1620/A - 1620/C = -9 let this be equation 5

Now use equation 3 and equation 5 to elliminate either A or C

1620/A - 1620/C = -9

(60/A + 60/C = 1) 27

1620/A - 1620/C = -9

1620/A + 1620/C = 27

3240/A = 18

18A = 3240

A = 180 days

To solve for B substitute A = 180 in equation one :

45/180 + 45/B = 1

¼ + 45/B = 1

45/B = 1 – ¼

45/B = ¾

3B = 180

B = 60 days

To solve for C substitute A = 180 in equation three

60/180 + 60/ C = 1

1/3 + 60/C = 1

60/C = 1 – 1/3

60/C = 2/3

180 = 2C

C = 90 days

To solve for D substitute A = 180 B = 60 C = 90 in equation four

(D/180 + D/60 + D/90 = 1) 180

D + 3D + 2D = 180

6D = 180

D = 30 days

It will take 30 days for the three crews to build the house.

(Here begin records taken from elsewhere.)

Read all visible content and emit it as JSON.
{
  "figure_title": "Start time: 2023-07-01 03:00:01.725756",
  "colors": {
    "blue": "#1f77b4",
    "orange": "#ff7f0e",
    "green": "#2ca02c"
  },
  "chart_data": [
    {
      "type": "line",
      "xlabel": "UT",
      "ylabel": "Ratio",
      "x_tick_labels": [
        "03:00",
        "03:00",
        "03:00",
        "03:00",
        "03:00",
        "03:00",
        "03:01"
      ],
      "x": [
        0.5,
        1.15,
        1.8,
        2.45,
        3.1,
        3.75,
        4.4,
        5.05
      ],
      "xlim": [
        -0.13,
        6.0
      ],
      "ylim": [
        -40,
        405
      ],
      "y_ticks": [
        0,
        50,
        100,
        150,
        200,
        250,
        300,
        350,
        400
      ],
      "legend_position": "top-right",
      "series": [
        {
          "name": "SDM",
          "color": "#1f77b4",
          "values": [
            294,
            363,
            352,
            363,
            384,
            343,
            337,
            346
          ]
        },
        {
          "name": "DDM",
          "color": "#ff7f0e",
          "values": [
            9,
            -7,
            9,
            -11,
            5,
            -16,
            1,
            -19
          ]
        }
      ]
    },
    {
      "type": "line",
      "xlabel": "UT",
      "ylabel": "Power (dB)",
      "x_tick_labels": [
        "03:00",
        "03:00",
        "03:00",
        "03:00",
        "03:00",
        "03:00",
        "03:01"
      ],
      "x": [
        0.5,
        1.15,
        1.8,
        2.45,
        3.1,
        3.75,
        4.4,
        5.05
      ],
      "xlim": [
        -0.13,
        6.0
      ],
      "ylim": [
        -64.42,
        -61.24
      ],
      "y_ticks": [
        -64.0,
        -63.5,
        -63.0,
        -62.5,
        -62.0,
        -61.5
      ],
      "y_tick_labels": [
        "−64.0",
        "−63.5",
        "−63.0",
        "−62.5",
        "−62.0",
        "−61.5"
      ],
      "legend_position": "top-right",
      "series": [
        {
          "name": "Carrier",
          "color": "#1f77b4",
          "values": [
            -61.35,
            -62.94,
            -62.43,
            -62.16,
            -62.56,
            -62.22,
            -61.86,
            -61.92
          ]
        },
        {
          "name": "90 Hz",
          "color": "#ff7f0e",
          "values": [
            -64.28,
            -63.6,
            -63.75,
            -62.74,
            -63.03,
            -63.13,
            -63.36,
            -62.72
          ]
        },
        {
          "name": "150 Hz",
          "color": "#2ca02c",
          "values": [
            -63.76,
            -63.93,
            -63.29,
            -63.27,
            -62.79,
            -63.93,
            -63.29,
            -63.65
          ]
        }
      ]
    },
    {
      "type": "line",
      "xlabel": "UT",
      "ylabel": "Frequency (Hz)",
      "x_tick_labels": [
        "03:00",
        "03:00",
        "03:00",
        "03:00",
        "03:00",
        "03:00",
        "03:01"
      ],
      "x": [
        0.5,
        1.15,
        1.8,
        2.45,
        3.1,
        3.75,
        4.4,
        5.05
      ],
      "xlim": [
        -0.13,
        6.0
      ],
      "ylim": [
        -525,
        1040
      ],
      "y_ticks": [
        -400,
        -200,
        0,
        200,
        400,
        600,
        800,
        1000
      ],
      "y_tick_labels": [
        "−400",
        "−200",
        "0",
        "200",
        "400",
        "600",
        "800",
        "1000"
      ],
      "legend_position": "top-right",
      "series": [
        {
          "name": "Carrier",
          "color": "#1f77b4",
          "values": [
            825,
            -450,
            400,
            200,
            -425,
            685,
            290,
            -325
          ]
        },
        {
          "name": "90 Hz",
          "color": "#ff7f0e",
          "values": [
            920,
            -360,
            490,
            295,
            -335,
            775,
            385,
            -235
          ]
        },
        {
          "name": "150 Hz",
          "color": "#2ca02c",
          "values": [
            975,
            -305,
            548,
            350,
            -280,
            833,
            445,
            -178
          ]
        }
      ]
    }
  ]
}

Sample Problem Number Three :

A tank is supplied by two pipes A and B and drained by pipe C. IF the tank is full and A and C are opened the tank can be emptied in 10 hours. If B and C are opened the tank can be emptied in 13 hour and 20 minutes. If the tank is empty A and B are opened the tank can be filled in 4 and 4/9 hours. If all pipes are opened , how long it will be filled up.

Solution :

Let W = Number of hours it will take pipe A to fill the tank

Let X = Number of hours it will take pipe B to fill the tank

Let Y = Number of hours it will take pipe C to drain the tank

Let Z = If all pipes are open, the number of hours it will take to fill the tank

10/W - 10/Y = 1 equation one

(40/3 )/X - (40/3)/Y = 1 equation two

(40/9)/W + (40/9)/X = 1 equation three

Z/W + Z/X - Z/Y = 1 equation four

We will solve this using ellimintation method first. Using equation one and equation three to eliminate W:

(10/W - 10/Y = 1 ) multiply by 40/9

((40/9)/W + ( 40/9)/X = 1) multiply by -10

(400/9)/W - (400/9)/Y = 40/9

-(400/9)/w - (400/9)/X = -10

(-400/9)/Y - ( 400/9)/X = -50/9 let this be equation five

Now use equation two and five to eliminate either X or Y

((40/3 )/X - (40/3)/Y = 1) multiply by 400/9

((-400/9)/X - (400/9)/Y = -50/9) multiply by 40/3

(16000/27)/X - (16000/27)/Y = 400/9

(-16000/27)/X - (16000/27)/Y = -2000/27

(-32000/27)/Y = 400/9 - 2000/27

(-32000/27)/Y = (1200 -2000)/27

(-32000/27)/Y = -800/27

800Y = 32000

Y = 40 hours

To solve for W substitute Y = 40 in eqn one

10/W - 10/40 = 1

10/W = 1 + ¼

10/W = 5/4

5W = 40

W = 8 hours

To solve for X substitute Y = 40 in eqn two:

(40/3)/X - (40/3)/40 = 1

40/3X = 1 + 1/3

40/3X = 4/3

4x = 40

X = 10 hours

To solve for Z substitute W = 8, X = 10, Y = 40 in equation four

(Z/8 + Z/10 -Z/40 = 1) multiply by 40

5Z + 4Z - Z = 40

8Z = 40

Z = 5 hours

If pipe A, B and C are open, it will take five hours to fill the tank.